迷龙哈哈地干笑了两声,那种笑声殊无半点儿欢乐。阿译埋着头不看他,我在他回程的路上让了让。迷龙现在一门心思地惹事泄愤,生死与共已是昨日黄花。
但迷龙在我身边站了下来,他就是要惹事,“我知道你那娘们儿住哪儿的,住那儿都是干那个的。你要知道不?”
我冷着脸,“回屋回屋。睡死你算球的。”
迷龙快让我气结了,他把两只手塞在腋下扑打着,两只脚扑答登踏着,“小鸡小鸡!咯答咯答!”
我还击道:“你老婆呢?”
迷龙极其坚强地又干笑两声,然后极不合时宜地瞪着天吸了吸鼻子,他这次回屋时关门关得又比开得还重。
我瞪着死啦死啦的狗,它摇了摇尾巴,别的狗摇尾巴表示奉迎,但发生在它身上……像是嘲笑。

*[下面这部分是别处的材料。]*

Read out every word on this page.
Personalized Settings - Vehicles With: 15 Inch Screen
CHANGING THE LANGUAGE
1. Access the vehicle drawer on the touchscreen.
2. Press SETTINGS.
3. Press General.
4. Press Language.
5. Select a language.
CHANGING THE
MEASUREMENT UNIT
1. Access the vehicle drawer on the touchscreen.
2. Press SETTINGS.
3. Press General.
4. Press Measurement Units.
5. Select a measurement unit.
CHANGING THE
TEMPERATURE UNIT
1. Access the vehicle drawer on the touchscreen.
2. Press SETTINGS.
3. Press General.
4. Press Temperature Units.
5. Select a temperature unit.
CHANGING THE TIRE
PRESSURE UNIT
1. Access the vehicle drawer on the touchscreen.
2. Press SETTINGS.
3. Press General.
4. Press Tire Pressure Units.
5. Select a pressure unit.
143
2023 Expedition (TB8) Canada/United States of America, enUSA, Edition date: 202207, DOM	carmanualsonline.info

我们回到了从前,互相捅开疮疤,同时我们有一种荒唐的想法——死啦死啦把魂附在这狗身上了,他在看我们笑话。
没错,这像他干的事情。
于是我很想揍那条狗,我找了根大棍子,揍任何一条狗都够用了——除了这条,而这条正气定神闲地看着我。于是我挑了另一跟,另一跟跟筷子差不多,长度是筷子的两倍。
我捏着那跟筷子,壮了壮胆,走向那条狗。
蛇屁股和不辣相携相拥着从屋里出来,没人去管他们怎么又和好了,他们出自无聊而闹翻,又出自无聊而和好,而既然康丫和要麻都死了,这两位也就别无选择地只好成为哥们。

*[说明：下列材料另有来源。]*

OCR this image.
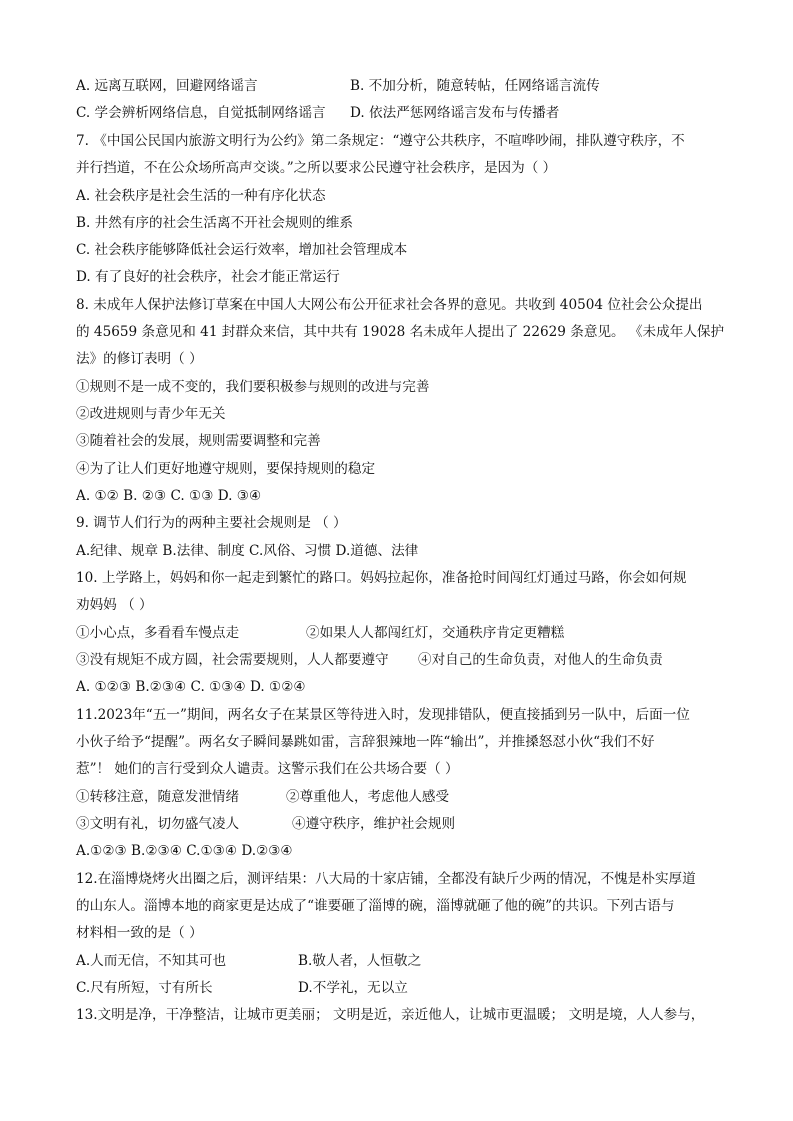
A. 远离互联网，回避网络谣言	B. 不加分析，随意转帖，任网络谣言流传
C. 学会辨析网络信息，自觉抵制网络谣言 D. 依法严惩网络谣言发布与传播者
7. 《中国公民国内旅游文明行为公约》第二条规定：“遵守公共秩序，不喧哗吵闹，排队遵守秩序，不
并行挡道，不在公众场所高声交谈。”之所以要求公民遵守社会秩序，是因为（ ）
A. 社会秩序是社会生活的一种有序化状态
B. 井然有序的社会生活离不开社会规则的维系
C. 社会秩序能够降低社会运行效率，增加社会管理成本
D. 有了良好的社会秩序，社会才能正常运行
8. 未成年人保护法修订草案在中国人大网公布公开征求社会各界的意见。共收到 40504 位社会公众提出
的 45659 条意见和 41 封群众来信，其中共有 19028 名未成年人提出了 22629 条意见。 《未成年人保护
法》的修订表明（ ）
①规则不是一成不变的，我们要积极参与规则的改进与完善
②改进规则与青少年无关
③随着社会的发展，规则需要调整和完善
④为了让人们更好地遵守规则，要保持规则的稳定
A. ①② B. ②③ C. ①③ D. ③④
9. 调节人们行为的两种主要社会规则是 （ ）
A.纪律、规章 B.法律、制度 C.风俗、习惯 D.道德、法律
10. 上学路上，妈妈和你一起走到繁忙的路口。妈妈拉起你，准备抢时间闯红灯通过马路，你会如何规
劝妈妈 （ ）
①小心点，多看看车慢点走	②如果人人都闯红灯，交通秩序肯定更糟糕
③没有规矩不成方圆，社会需要规则，人人都要遵守 ④对自己的生命负责，对他人的生命负责
A. ①②③ B.②③④ C. ①③④ D. ①②④
11.2023年“五一”期间，两名女子在某景区等待进入时，发现排错队，便直接插到另一队中，后面一位
小伙子给予“提醒”。两名女子瞬间暴跳如雷，言辞狠辣地一阵“输出”，并推搡怒怼小伙“我们不好
惹”！ 她们的言行受到众人谴责。这警示我们在公共场合要（ ）
①转移注意，随意发泄情绪	②尊重他人，考虑他人感受
③文明有礼，切勿盛气凌人	④遵守秩序，维护社会规则
A.①②③ B.②③④ C.①③④ D.②③④
12.在淄博烧烤火出圈之后，测评结果：八大局的十家店铺，全都没有缺斤少两的情况，不愧是朴实厚道
的山东人。淄博本地的商家更是达成了“谁要砸了淄博的碗，淄博就砸了他的碗”的共识。下列古语与
材料相一致的是（ ）
A.人而无信，不知其可也	B.敬人者，人恒敬之
C.尺有所短，寸有所长	D.不学礼，无以立
13.文明是净，干净整洁，让城市更美丽； 文明是近，亲近他人，让城市更温暖； 文明是境，人人参与，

为了对抗迷龙,不辣和蛇屁股又成哥们儿,但这一对儿远不如不辣要麻的前组合来得结实,实际上他们用来彼此争吵的时候比什么都多。
这两哥们站我身后看我耍把戏,我正羞羞答答拿着那树枝跟狗套近乎,被那狗一眼吓得把树枝再次掉在地上,于是那两货的怪笑声像双胞胎似的,我瞪了他们俩一眼。
“我的狗怎么样?”我问。
不辣嘲笑我:“你的狗?你在它面前像猫。”
蛇屁股跟着嘲笑我:“这么不要脸会被雷劈的。你的狗叫什么名字?”
我准备想个最缺德的名字,正好饥肠雷鸣,我摸摸肚子,“它叫哪啥,狗肉。”
“狗肉?”这名字对同样饥馑的蛇屁股是大刺激,“香肉好啊!老汤香肉!”
不辣舔了舔嘴唇,“要放多辣椒。”
我继续用小棍和狗肉逗趣,“我研究半天了,它合适红烧。”
蛇屁股忽发奇想,“我说,守着几十斤好肉听肚子唱,咱干吗不把它炖了呢?”
我半死不活地敷衍他:“对啊好呀。”
不辣精神抖擞地地说:“你来。我会扒皮,给你弄床狗皮褥子。”
蛇屁股见能吃的就有点儿短路,舔舔嘴唇就正上,尽管他只是想摸摸狗肉的肥瘦,但狗肉终于正眼看了他,喉咙里低低地哼了一声。
蛇屁股的反应跟我想的一样,抽筋似的往回猛缩,“……不好了。我怎么觉得它看我倒像在看着人肉呢。”
于是我和狗肉、不辣一起看着蛇屁股。
“如果是你的话,我喜欢清炖的。”我说。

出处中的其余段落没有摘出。